The government's plan to make air-conditioned cabins mandatory in trucks is set to disrupt the medium and heavy commercial vehicles market as half of the long-haul trucks currently sold in the country come without cabins.

India's heavy-duty haulage truck market is dominated by cowl trucks — lorries without factory-fitted cabins — which are fabricated at unorganised bodybuilding workshops.

The Centre's mandate on AC-fitted cabins in all new trucks manufactured on or after October 1, 2025 aims to offer comfort to truck drivers in India's scorching summers. The regulation is also the first among a series of proposals that seek to enhance the safety of trucks.

Around 50% of medium and heavy commercial vehicle haulage trucks in the country are sold in cowl-chassis form, says Jalaj Gupta, business head – commercial vehicles unit, Mahindra & Mahindra. Tippers and trailers have already migrated to OEM-fitted cabins, Gupta says. The automaker sells almost all of its trucks with company-made cabins, 30% of which come with built-in ACs.

India's largest truckmaker Tata Motors and Ashok Leyland are among the leading manufacturers of cowl trucks. Both declined to comment on the share of cowl trucks in their portfolio.

"We currently offer AC cabins as an option and will comfortably comply with the mandate to offer it across our entire range of trucks well within the deadline... While there is a marginal increment in costs, the overall benefits for both customers and drivers are significantly higher," a Tata Motors spokesperson said.

Fleet operators who still run their business with cowl trucks will certainly feel the pinch, according to Satyakam Arya, managing director and CEO of Daimler India Commercial Vehicles. "But, those who have transitioned to trucks with air-conditioned cabins will know the difference in the performance of their drivers and consequently the business improvement," he says.

Around 60% of BharatBenz trucks sold in India have air-conditioned cabins. When the German automaker rolled out its first truck in India in 2012, the marketplace mostly consisted of unsafe cowl trucks with mounted wooden cabins. "The notion then was that a wooden cabin insulated the driver from the heat while trucks with air-conditioned cabins made the truck heavier and delivered lower fuel efficiency, which was yet another myth," Arya explains.
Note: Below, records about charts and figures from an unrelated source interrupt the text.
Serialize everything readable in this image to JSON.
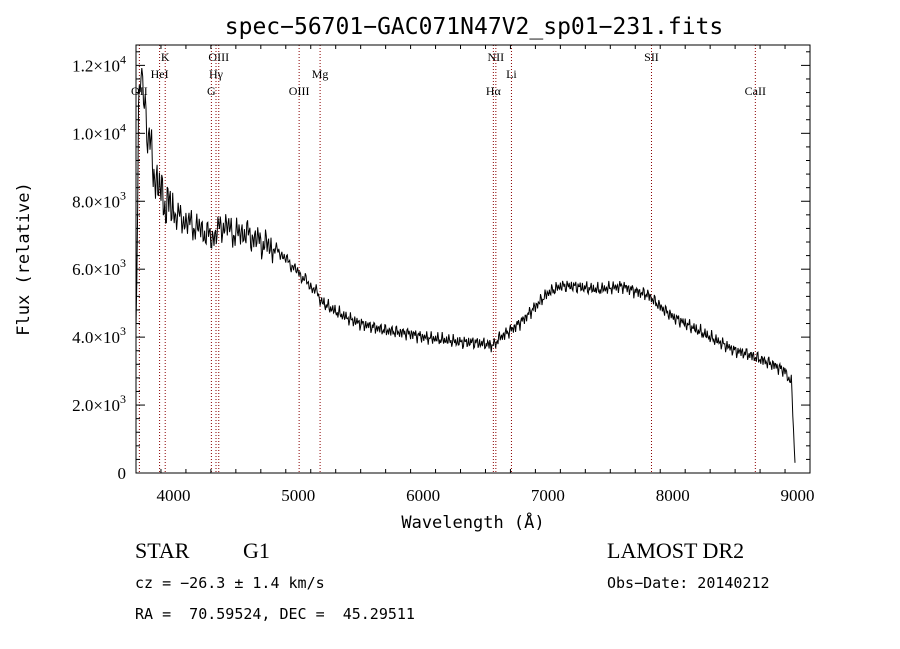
{
  "chart_data": {
    "type": "line",
    "title": "spec−56701−GAC071N47V2_sp01−231.fits",
    "xlabel": "Wavelength (Å)",
    "ylabel": "Flux (relative)",
    "xlim": [
      3700,
      9100
    ],
    "ylim": [
      0,
      12600
    ],
    "x_ticks": [
      4000,
      5000,
      6000,
      7000,
      8000,
      9000
    ],
    "y_ticks": [
      {
        "value": 0,
        "mantissa": "0",
        "exp": ""
      },
      {
        "value": 2000,
        "mantissa": "2.0×10",
        "exp": "3"
      },
      {
        "value": 4000,
        "mantissa": "4.0×10",
        "exp": "3"
      },
      {
        "value": 6000,
        "mantissa": "6.0×10",
        "exp": "3"
      },
      {
        "value": 8000,
        "mantissa": "8.0×10",
        "exp": "3"
      },
      {
        "value": 10000,
        "mantissa": "1.0×10",
        "exp": "4"
      },
      {
        "value": 12000,
        "mantissa": "1.2×10",
        "exp": "4"
      }
    ],
    "lines": [
      {
        "label": "OII",
        "wavelength": 3727,
        "row": 3
      },
      {
        "label": "K",
        "wavelength": 3934,
        "row": 1
      },
      {
        "label": "HeI",
        "wavelength": 3889,
        "row": 2
      },
      {
        "label": "OIII",
        "wavelength": 4363,
        "row": 1
      },
      {
        "label": "Hγ",
        "wavelength": 4341,
        "row": 2
      },
      {
        "label": "G",
        "wavelength": 4304,
        "row": 3
      },
      {
        "label": "OIII",
        "wavelength": 5007,
        "row": 3
      },
      {
        "label": "Mg",
        "wavelength": 5175,
        "row": 2
      },
      {
        "label": "NII",
        "wavelength": 6583,
        "row": 1
      },
      {
        "label": "Hα",
        "wavelength": 6563,
        "row": 3
      },
      {
        "label": "Li",
        "wavelength": 6708,
        "row": 2
      },
      {
        "label": "SII",
        "wavelength": 7830,
        "row": 1
      },
      {
        "label": "CaII",
        "wavelength": 8662,
        "row": 3
      }
    ],
    "series": [
      {
        "x": [
          3700,
          3720,
          3740,
          3760,
          3780,
          3800,
          3850,
          3900,
          3950,
          4000,
          4050,
          4100,
          4150,
          4200,
          4250,
          4300,
          4350,
          4400,
          4450,
          4500,
          4550,
          4600,
          4650,
          4700,
          4750,
          4800,
          4850,
          4900,
          4950,
          5000,
          5050,
          5100,
          5150,
          5200,
          5300,
          5400,
          5500,
          5600,
          5700,
          5800,
          5900,
          6000,
          6100,
          6200,
          6300,
          6400,
          6500,
          6563,
          6600,
          6700,
          6800,
          6900,
          7000,
          7100,
          7200,
          7300,
          7400,
          7500,
          7600,
          7700,
          7800,
          7900,
          8000,
          8100,
          8200,
          8300,
          8400,
          8500,
          8600,
          8700,
          8800,
          8900,
          8950,
          8980
        ],
        "y": [
          4500,
          10500,
          12000,
          11000,
          10000,
          9800,
          8800,
          8200,
          7900,
          7700,
          7500,
          7400,
          7300,
          7200,
          7100,
          6900,
          7100,
          7300,
          7200,
          7000,
          7100,
          7000,
          6900,
          6800,
          6700,
          6600,
          6500,
          6300,
          6100,
          5900,
          5700,
          5500,
          5300,
          5000,
          4750,
          4550,
          4400,
          4300,
          4200,
          4150,
          4100,
          4000,
          3950,
          3900,
          3850,
          3850,
          3800,
          3750,
          3950,
          4200,
          4500,
          4900,
          5300,
          5500,
          5500,
          5450,
          5400,
          5450,
          5500,
          5350,
          5250,
          4900,
          4600,
          4400,
          4200,
          4000,
          3800,
          3600,
          3500,
          3350,
          3200,
          3000,
          2700,
          300
        ]
      }
    ]
  },
  "info": {
    "class": "STAR",
    "subclass": "G1",
    "survey": "LAMOST DR2",
    "cz": "cz = −26.3 ± 1.4 km/s",
    "obs_date": "Obs−Date: 20140212",
    "coords": "RA =  70.59524, DEC =  45.29511"
  }
}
Of late, there has been a lot of awareness on why a factory-fitted metal cabin is much safer for the driver, Arya says. "Air-conditioning reduces driver fatigue and their job satisfaction goes up. This improves their driving capability and reduces cargo turnaround time leading to much better overall fleet performance," he says.

While most automakers have welcomed the government's latest move, there is still ambiguity on whether the new regulation would be the end of the road for unsafe cowl trucks.

Mahindra's Gupta doesn't expect the new mandate to end the cowl truck business. "New AC mandate is to supply cowl chassis with AC kit by OEM. This means cowl sales will continue and bodybuilders will be fitting AC," he says.

Driving in comfort

Air-conditioned cabins are expected to offer a comfortable ride to drivers who spend long hours on the road and reduce turnaround time.

Drivers may be able to drive for longer periods with less fatigue, potentially improving operational efficiency, says Harshvardhan Sharma, head, auto retail practice, Nomura Consulting.

Driver fatigue is one of the major causes of road accidents and AC cabins could contribute to a reduction in accidents by keeping drivers alert, Sharma says.

Agrees, Daimler's Arya, who believes AC cabins can bring down the accident rate dramatically. AC cabins can also reduce hearing impairment among drivers, who develop aural problems, especially in the right ear, due to continuous and prolonged exposure to high decibels of traffic noise coming through the open windows, Arya explains.

However, the new regulation is expected to raise upfront costs for truck buyers. Implementing air-conditioned cabins may result in some additional costs, with estimates ranging from ₹30,000 to ₹50,000, depending on the vehicle size, says Vinod Aggarwal, managing director and CEO, VE Commercial Vehicles Limited (VECV). "In some models, particularly light commercial vehicles, OEMs may need to consider drivetrain changes and increased engine power to accommodate AC cabins," Aggarwal adds.

According to Kinjal Shah, vice-president and co-group head at ICRA, the price impact due to the AC-fitted cabin would be somewhere between ₹40,000 and ₹60,000 which would mean around 2-3% increase in cost on the average truck price of ₹20 lakh.

Running costs such as fuel and maintenance are also likely to rise. "AC systems can reduce fuel efficiency by 2-4%. This could offset some of the financial benefits of increased driver productivity," says Nomura's Sharma. AC systems require regular maintenance which can add to operating costs, he adds.

While there will be some initial costs and challenges, the benefits in terms of driver well-being, safety, and productivity are likely to outweigh the downsides, says Sharma.